На следующий день профессор отправился со мной на завод. Ярко светит солнце. На заводском аэродроме собрались рабочие и служащие. Секретарь Новосибирского обкома открывает митинг. Первое слово предоставляется профессору Мессингу:
— Гитлеровские негодяи рассчитывали поставить великий советский народ на колени. Враги просчитались, на защиту своих прав советский народ поднялся как один человек. Мне бесконечно дорога моя Родина, ее свобода, ее честь и независимость. Выполняя свой долг, я решил на личные сбережения построить самолет и подарить его Герою Советского Союза Ковалеву. Товарищ Сталин разрешил мне осуществить мое желание. Самолет построен. Вручаю его тебе, сын мой Костя. Бери его и бей врага, чтобы советская земля и небо были навсегда свободными от немецких оккупантов.
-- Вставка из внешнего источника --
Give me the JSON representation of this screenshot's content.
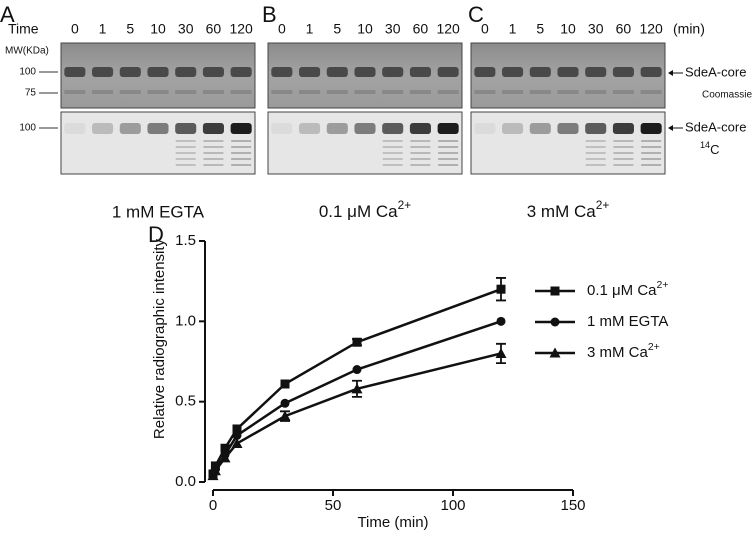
{
  "panel_labels": [
    "A",
    "B",
    "C",
    "D"
  ],
  "gels": {
    "time_label": "Time",
    "unit_label": "(min)",
    "mw_label": "MW(KDa)",
    "markers_top": [
      "100",
      "75"
    ],
    "markers_bottom": [
      "100"
    ],
    "band_label_top": "SdeA-core",
    "stain_label": "Coomassie",
    "band_label_bottom": "SdeA-core",
    "radio_label": "14C",
    "panels": [
      {
        "times": [
          0,
          1,
          5,
          10,
          30,
          60,
          120
        ],
        "condition": "1 mM EGTA"
      },
      {
        "times": [
          0,
          1,
          5,
          10,
          30,
          60,
          120
        ],
        "condition": "0.1 μM Ca2+"
      },
      {
        "times": [
          0,
          1,
          5,
          10,
          30,
          60,
          120
        ],
        "condition": "3 mM Ca2+"
      }
    ]
  },
  "chart_data": {
    "type": "line",
    "x_label": "Time (min)",
    "y_label": "Relative radiographic intensity",
    "x": [
      0,
      1,
      5,
      10,
      30,
      60,
      120
    ],
    "series": [
      {
        "name": "0.1 μM Ca2+",
        "color": "#111111",
        "marker": "square",
        "values": [
          0.05,
          0.1,
          0.21,
          0.33,
          0.61,
          0.87,
          1.2
        ],
        "errors": [
          null,
          null,
          null,
          null,
          null,
          0.02,
          0.07
        ]
      },
      {
        "name": "1 mM EGTA",
        "color": "#111111",
        "marker": "circle",
        "values": [
          0.05,
          0.08,
          0.17,
          0.29,
          0.49,
          0.7,
          1.0
        ],
        "errors": [
          null,
          null,
          null,
          null,
          null,
          null,
          null
        ]
      },
      {
        "name": "3 mM Ca2+",
        "color": "#111111",
        "marker": "triangle",
        "values": [
          0.04,
          0.07,
          0.15,
          0.24,
          0.41,
          0.58,
          0.8
        ],
        "errors": [
          null,
          null,
          null,
          null,
          0.03,
          0.05,
          0.06
        ]
      }
    ],
    "xlim": [
      0,
      150
    ],
    "xticks": [
      0,
      50,
      100,
      150
    ],
    "ylim": [
      0,
      1.5
    ],
    "yticks": [
      {
        "value": 0,
        "label": "0.0"
      },
      0.5,
      {
        "value": 1,
        "label": "1.0"
      },
      1.5
    ],
    "legend": "upper right"
  }
}
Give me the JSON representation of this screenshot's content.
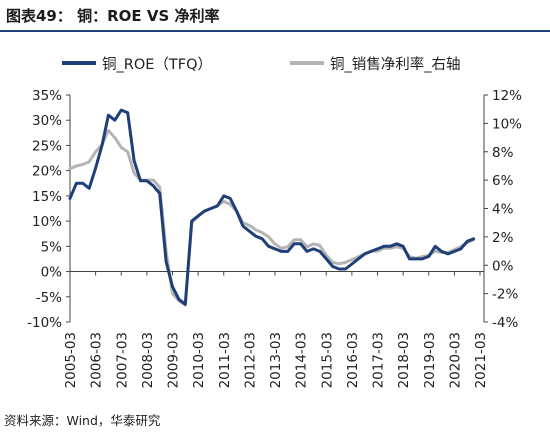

Благословляю тебя на месть, на победу…»
В Визингу, где располагалась усадьба колхоза, мы добрались затемно. На рыбалку договорились отправиться с восходом солнца. Председатель обещал роскошный отдых — хариус, сиги, семга, черный окунь на озерах весом до полутора килограммов. Уха из них — объедение.
Иван Трофимович разбудил меня на зорьке, и мы отправились на реку. У деревянного причала толпилось с десяток лодок. В одной из них, самой вместительной, какой-то человек в брезентовом дождевике возился с поклажей.
Председатель пропустил меня вперед. Человек в лодке встал и с борта подал мне руку.